La première bataille concerne l’acier et l’aluminium sur lesquels l’administration américaine impose des droits de douane supplémentaires de 25% et 10% respectivement, car ces importations vers les États-Unis «menacent la sécurité nationale». Alors que l’Union européenne (USD 6,4 milliards d’exportations d’acier et d’aluminium vers les États-Unis), le Canada et le Mexique étaient dans un premier temps exemptés de ces droits de douane, l’exemption a pris fin et sont désormais soumis aux taxes supplémentaires, comme la plupart des autres pays, et notamment la Chine (USD 2,8 milliards de ces produits vers les États-Unis).

La deuxième bataille est exclusivement sino-américaine et porte sur les droits de propriété et les technologies considérés par l’administration américaine comme volés par les Chinois. Les États-Unis ont donc décidé de taxer USD 200 milliards de produits importés depuis la Chine (principalement des biens intermédiaires, mais également certains produits de consommation). La Chine a déjà annoncé qu’elle allait rétorquer en taxant davantage USD 60 milliards de biens américains.

La troisième bataille concerne les automobiles et elle n’a pas encore vraiment commencé. L’administration américaine a lancé une enquête sur les importations d’autos et l’impact de celles-ci sur la sécurité nationale. Les résultats de l’enquête n’ont pas encore été publiés, mais Mr Trump a annoncé qu’il souhaitait imposer des taxes supplémentaires de 25% sur les importations de véhicules.

On estime que 2,5% du commerce mondial est directement affecté par l’ensemble de la guerre commerciale pour le moment.

Jean-Yves Leborgne, portfolio manager, ING Luxembourg

Les conséquences de ces différentes batailles ne doivent pas être sous-estimées puisqu’on estime que 2,5% du commerce mondial est directement affecté par l’ensemble de la guerre commerciale pour le moment. Si les Américains mettent leurs menaces à exécution et imposent encore plus de taxes à la Chine, environ 4% de l’ensemble du commerce mondial serait impacté. Et si la troisième bataille portant sur les voitures est lancée, 8% du commerce mondial pourrait être directement atteint.

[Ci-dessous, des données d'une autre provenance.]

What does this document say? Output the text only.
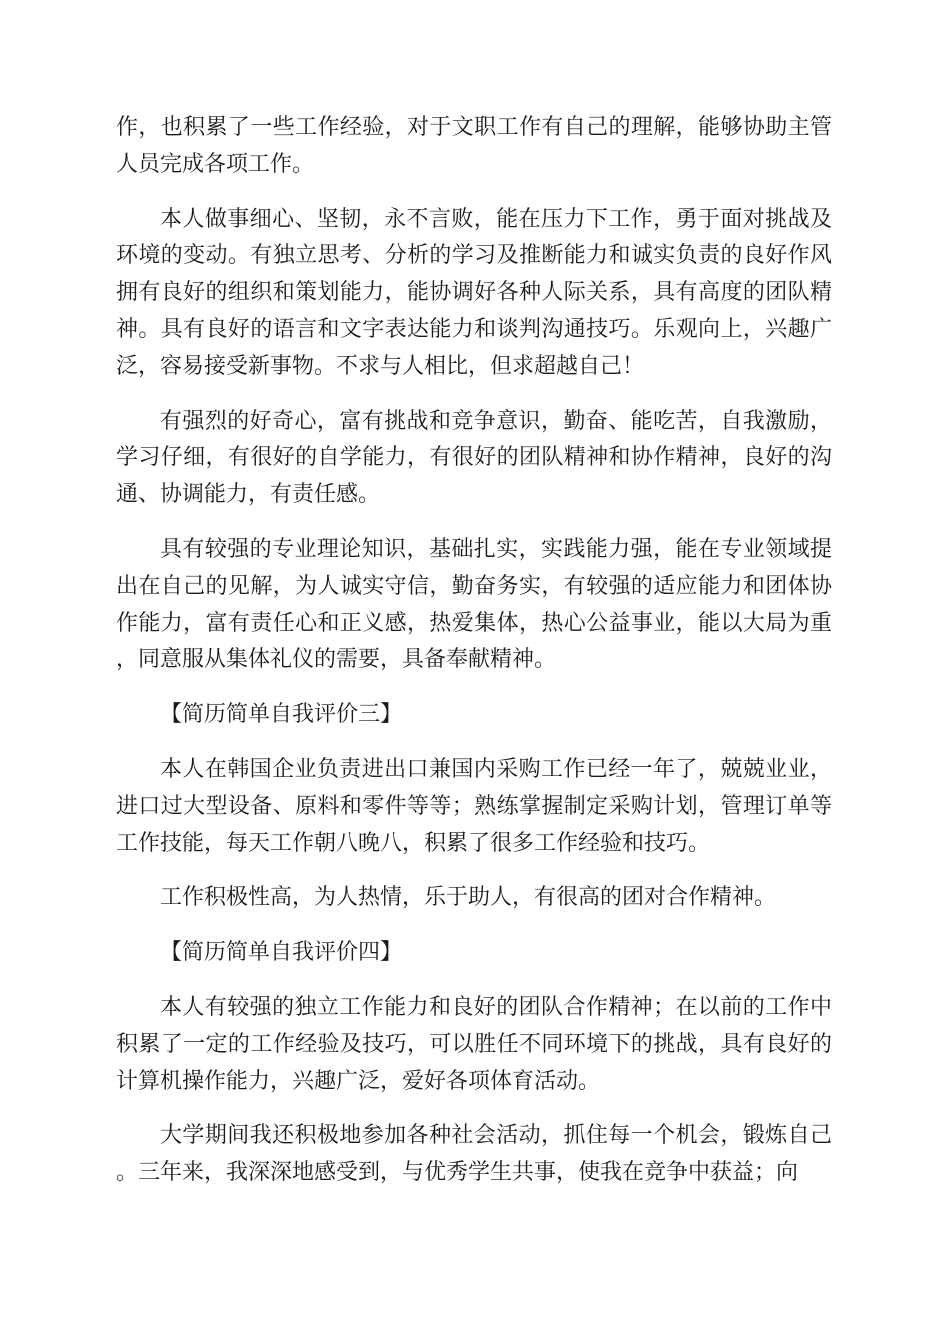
作，也积累了一些工作经验，对于文职工作有自己的理解，能够协助主管人员完成各项工作。

本人做事细心、坚韧，永不言败，能在压力下工作，勇于面对挑战及环境的变动。有独立思考、分析的学习及推断能力和诚实负责的良好作风拥有良好的组织和策划能力，能协调好各种人际关系，具有高度的团队精神。具有良好的语言和文字表达能力和谈判沟通技巧。乐观向上，兴趣广泛，容易接受新事物。不求与人相比，但求超越自己！

有强烈的好奇心，富有挑战和竞争意识，勤奋、能吃苦，自我激励，学习仔细，有很好的自学能力，有很好的团队精神和协作精神，良好的沟通、协调能力，有责任感。

具有较强的专业理论知识，基础扎实，实践能力强，能在专业领域提出在自己的见解，为人诚实守信，勤奋务实，有较强的适应能力和团体协作能力，富有责任心和正义感，热爱集体，热心公益事业，能以大局为重，同意服从集体礼仪的需要，具备奉献精神。

【简历简单自我评价三】

本人在韩国企业负责进出口兼国内采购工作已经一年了，兢兢业业，进口过大型设备、原料和零件等等；熟练掌握制定采购计划，管理订单等工作技能，每天工作朝八晚八，积累了很多工作经验和技巧。

工作积极性高，为人热情，乐于助人，有很高的团对合作精神。

【简历简单自我评价四】

本人有较强的独立工作能力和良好的团队合作精神；在以前的工作中积累了一定的工作经验及技巧，可以胜任不同环境下的挑战，具有良好的计算机操作能力，兴趣广泛，爱好各项体育活动。

大学期间我还积极地参加各种社会活动，抓住每一个机会，锻炼自己。三年来，我深深地感受到，与优秀学生共事，使我在竞争中获益；向
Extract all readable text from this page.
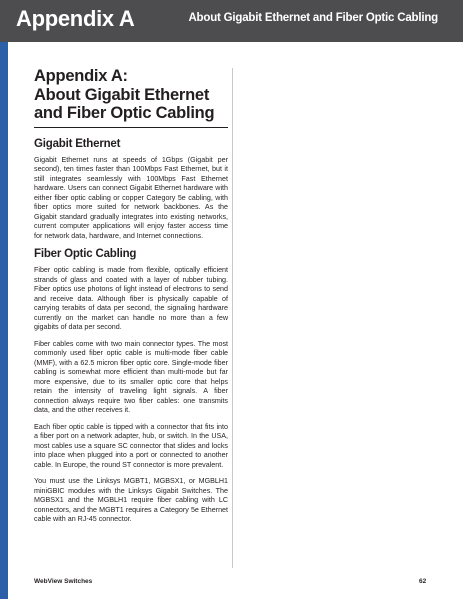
Appendix A	About Gigabit Ethernet and Fiber Optic Cabling
Appendix A:
About Gigabit Ethernet
and Fiber Optic Cabling
Gigabit Ethernet

Gigabit Ethernet runs at speeds of 1Gbps (Gigabit per second), ten times faster than 100Mbps Fast Ethernet, but it still integrates seamlessly with 100Mbps Fast Ethernet hardware. Users can connect Gigabit Ethernet hardware with either fiber optic cabling or copper Category 5e cabling, with fiber optics more suited for network backbones. As the Gigabit standard gradually integrates into existing networks, current computer applications will enjoy faster access time for network data, hardware, and Internet connections.

Fiber Optic Cabling

Fiber optic cabling is made from flexible, optically efficient strands of glass and coated with a layer of rubber tubing. Fiber optics use photons of light instead of electrons to send and receive data. Although fiber is physically capable of carrying terabits of data per second, the signaling hardware currently on the market can handle no more than a few gigabits of data per second.

Fiber cables come with two main connector types. The most commonly used fiber optic cable is multi-mode fiber cable (MMF), with a 62.5 micron fiber optic core. Single-mode fiber cabling is somewhat more efficient than multi-mode but far more expensive, due to its smaller optic core that helps retain the intensity of traveling light signals. A fiber connection always require two fiber cables: one transmits data, and the other receives it.

Each fiber optic cable is tipped with a connector that fits into a fiber port on a network adapter, hub, or switch. In the USA, most cables use a square SC connector that slides and locks into place when plugged into a port or connected to another cable. In Europe, the round ST connector is more prevalent.

You must use the Linksys MGBT1, MGBSX1, or MGBLH1 miniGBIC modules with the Linksys Gigabit Switches. The MGBSX1 and the MGBLH1 require fiber cabling with LC connectors, and the MGBT1 requires a Category 5e Ethernet cable with an RJ-45 connector.

WebView Switches	62
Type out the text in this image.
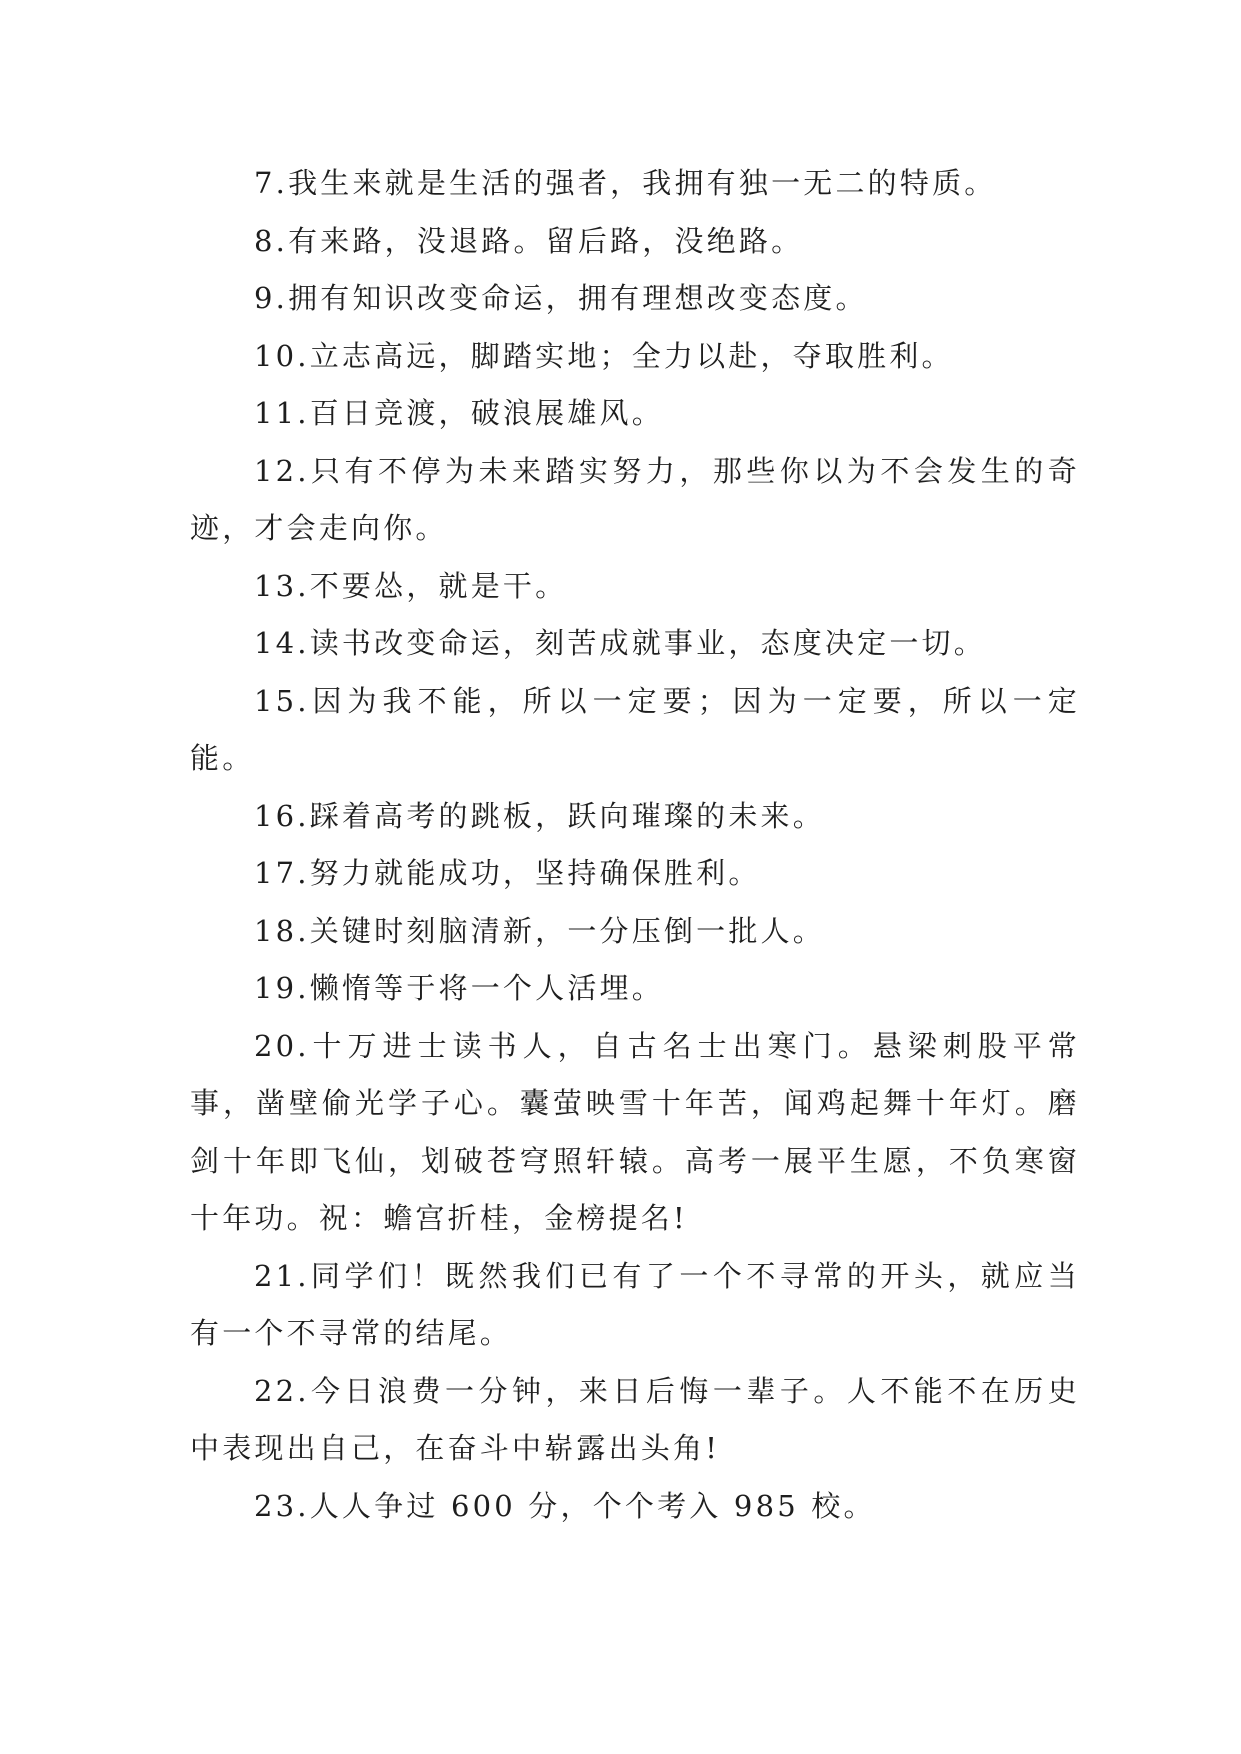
7.我生来就是生活的强者，我拥有独一无二的特质。

8.有来路，没退路。留后路，没绝路。

9.拥有知识改变命运，拥有理想改变态度。

10.立志高远，脚踏实地；全力以赴，夺取胜利。

11.百日竞渡，破浪展雄风。

12.只有不停为未来踏实努力，那些你以为不会发生的奇迹，才会走向你。

13.不要怂，就是干。

14.读书改变命运，刻苦成就事业，态度决定一切。

15.因为我不能，所以一定要；因为一定要，所以一定能。

16.踩着高考的跳板，跃向璀璨的未来。

17.努力就能成功，坚持确保胜利。

18.关键时刻脑清新，一分压倒一批人。

19.懒惰等于将一个人活埋。

20.十万进士读书人，自古名士出寒门。悬梁刺股平常事，凿壁偷光学子心。囊萤映雪十年苦，闻鸡起舞十年灯。磨剑十年即飞仙，划破苍穹照轩辕。高考一展平生愿，不负寒窗十年功。祝：蟾宫折桂，金榜提名!

21.同学们！既然我们已有了一个不寻常的开头，就应当有一个不寻常的结尾。

22.今日浪费一分钟，来日后悔一辈子。人不能不在历史中表现出自己，在奋斗中崭露出头角!

23.人人争过 600 分，个个考入 985 校。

Autant l’avouer: si toutes ces mesures de rétorsion sont mises en place, elles pourraient provoquer une détérioration de la confiance des entreprises et des consommateurs, ce qui pèserait in fine sur l’investissement mondial, la consommation et les embauches. Les marchés financiers pourraient aussi réagir violemment, entraînant par là-même une hausse des primes de risques et un resserrement des conditions financières. En outre, cette guerre commerciale aurait tendance à augmenter les prix des biens de consommation, réduisant le pouvoir d’achat des ménages et poussant la politique monétaire à se faire plus restrictive.

Une diminution de la croissance du PIB européen comprise entre 1 et 2% chaque année ne peut pas être exclue.

Jean-Yves Leborgne, portfolio manager, ING Luxembourg

Il est intéressant de noter que la BCE a réalisé récemment une étude sur les conséquences de cette escalade tarifaire et il en ressort que l’activité économique réelle aux États-Unis pourrait diminuer de plus de 2% chaque année, que la croissance et le niveau de vie baisseraient et des emplois seraient perdus. Côté européen, étant donné l’importance du commerce automobile avec les États-Unis (notamment pour l’Allemagne), l’impact de la guerre commerciale sur l’activité économique européenne dépendra donc de la façon dont les voitures européennes seront taxées. Une diminution de la croissance du PIB européen comprise entre 1 et 2% chaque année ne peut pas être exclue.

Même si une trêve entre les États-Unis et la Chine a été décidée jusqu’au début du mois de mars 2019, le contexte protectionniste ambiant risque de peser lourdement sur les marchés financiers prochainement et il est donc difficile de dire qui sortira vainqueur de ce jeu de dupes.